To find all entities within a container, use the relationships API:
Find all entities contained within a container
curl 'http://localhost:8080/relationships?direction=INCOMING&urn=urn%3Ali%3Acontainer%3Ab5e95fce839e7d78151ed7e0a7420d84&types=IsPartOf'
This returns all entities (datasets, charts, dashboards, sub-containers) that have this container as their parent.
Integration Points
Relationship with Datasets
Datasets are the most common entities contained within containers. The relationship is established through the container aspect on the dataset, which points to the container URN.
# Dataset links to its parent container (schema)
dataset = Dataset(
platform="snowflake",
name="analytics_db.reporting.sales_table",
env="PROD",
parent_container=schema_key, # Links to schema container
)
Hierarchical Navigation
Containers enable hierarchical navigation in the DataHub UI through parent-child relationships:
- Top-down browsing: Users can navigate from databases to schemas to tables
- Bottom-up breadcrumbs: Datasets show their parent containers in breadcrumb trails
- Browse paths: Containers are used to generate browse paths automatically
GraphQL Resolvers
The container entity has specialized GraphQL resolvers:
- ContainerEntitiesResolver: Retrieves all entities (datasets, charts, dashboards, sub-containers) within a container
- ParentContainersResolver: Retrieves the full hierarchy of parent containers for any entity
These resolvers power the UI's hierarchical navigation and container overview pages.
Common Usage Patterns
- Database/Schema Hierarchy: Relational databases use Database and Schema containers
- Project/Dataset Hierarchy: BigQuery uses Project and Dataset containers
- Workspace/Folder Hierarchy: BI tools use Workspace containers for organization
- Bucket/Folder Hierarchy: Data lakes use Bucket and Folder containers
- Catalog/Schema Hierarchy: Modern catalogs (Unity, Iceberg) use Catalog and Schema containers
Notable Exceptions
GUID Stability
Container GUIDs must remain stable across ingestion runs. Since containers are identified by GUID rather than explicit properties in the URN, changing the GUID computation will create a new container entity instead of updating the existing one.
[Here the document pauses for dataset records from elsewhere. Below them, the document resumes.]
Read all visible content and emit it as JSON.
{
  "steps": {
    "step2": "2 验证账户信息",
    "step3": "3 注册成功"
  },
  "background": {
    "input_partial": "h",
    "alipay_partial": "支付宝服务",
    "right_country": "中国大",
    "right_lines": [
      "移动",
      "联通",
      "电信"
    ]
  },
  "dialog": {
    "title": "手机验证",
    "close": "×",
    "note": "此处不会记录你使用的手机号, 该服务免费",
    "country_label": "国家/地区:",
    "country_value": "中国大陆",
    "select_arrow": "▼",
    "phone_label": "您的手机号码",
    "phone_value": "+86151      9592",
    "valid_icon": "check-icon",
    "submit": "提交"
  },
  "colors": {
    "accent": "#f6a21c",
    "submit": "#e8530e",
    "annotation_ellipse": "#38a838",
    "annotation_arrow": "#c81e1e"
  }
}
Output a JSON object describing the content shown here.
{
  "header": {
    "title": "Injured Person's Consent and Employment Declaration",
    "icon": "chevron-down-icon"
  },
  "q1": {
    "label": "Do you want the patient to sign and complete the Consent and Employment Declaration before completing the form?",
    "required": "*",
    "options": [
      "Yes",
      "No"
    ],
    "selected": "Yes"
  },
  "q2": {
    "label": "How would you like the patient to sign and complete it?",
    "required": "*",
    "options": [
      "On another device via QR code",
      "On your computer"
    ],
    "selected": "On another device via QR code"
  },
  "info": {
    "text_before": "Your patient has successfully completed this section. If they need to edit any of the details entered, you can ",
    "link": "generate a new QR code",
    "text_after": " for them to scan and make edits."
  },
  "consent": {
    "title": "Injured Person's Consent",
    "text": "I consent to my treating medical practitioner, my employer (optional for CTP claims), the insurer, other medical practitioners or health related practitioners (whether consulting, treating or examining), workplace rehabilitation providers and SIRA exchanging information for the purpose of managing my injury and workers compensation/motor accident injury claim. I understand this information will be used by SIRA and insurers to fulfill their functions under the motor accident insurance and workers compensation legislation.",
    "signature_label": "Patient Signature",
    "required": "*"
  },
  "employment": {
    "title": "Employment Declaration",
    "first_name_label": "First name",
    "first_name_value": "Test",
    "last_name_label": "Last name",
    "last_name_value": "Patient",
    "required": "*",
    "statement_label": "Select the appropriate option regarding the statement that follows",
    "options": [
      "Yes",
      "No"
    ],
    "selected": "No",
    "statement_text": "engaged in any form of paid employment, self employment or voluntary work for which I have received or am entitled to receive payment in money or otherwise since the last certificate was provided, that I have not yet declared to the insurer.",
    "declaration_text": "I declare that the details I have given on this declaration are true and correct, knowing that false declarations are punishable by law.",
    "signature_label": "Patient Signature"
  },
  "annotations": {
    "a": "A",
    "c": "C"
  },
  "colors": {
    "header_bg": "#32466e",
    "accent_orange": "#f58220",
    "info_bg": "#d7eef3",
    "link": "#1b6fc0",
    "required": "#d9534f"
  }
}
When creating custom containers, ensure that the properties used to generate the GUID are:
- Stable across time
- Unique within the platform
- Derived from immutable source system identifiers
Self-Referential Containers
While containers can contain other containers, be careful not to create circular references. The parent-child relationship should form a directed acyclic graph (DAG), not a cycle.
Environment Handling
The env field in ContainerKey has special handling for backwards compatibility. In some sources, the platform instance was incorrectly set to the environment value. The backcompat_env_as_instance flag handles this case.
When using the env field:
- Set it to a valid FabricType (PROD, DEV, QA, etc.)
- Don't use it for platform instance identification
- Use the separate
instancefield for multi-instance deployments
Platform Instance Association
Unlike datasets which embed platform instance in their URN, containers associate platform instances through the dataPlatformInstance aspect. This allows containers to be associated with specific instances of a data platform while maintaining a stable GUID.
Access Control
Containers support the access aspect, which can be used to model access control policies at the container level. This is particularly useful for:
- Database-level permissions
- Schema-level access control
- Project-level authorization
- Workspace-level security
Access controls set on containers can be inherited by contained entities, though this behavior depends on the specific platform's implementation.
Technical Reference
For technical details about fields, searchability, and relationships, view the Columns tab in DataHub.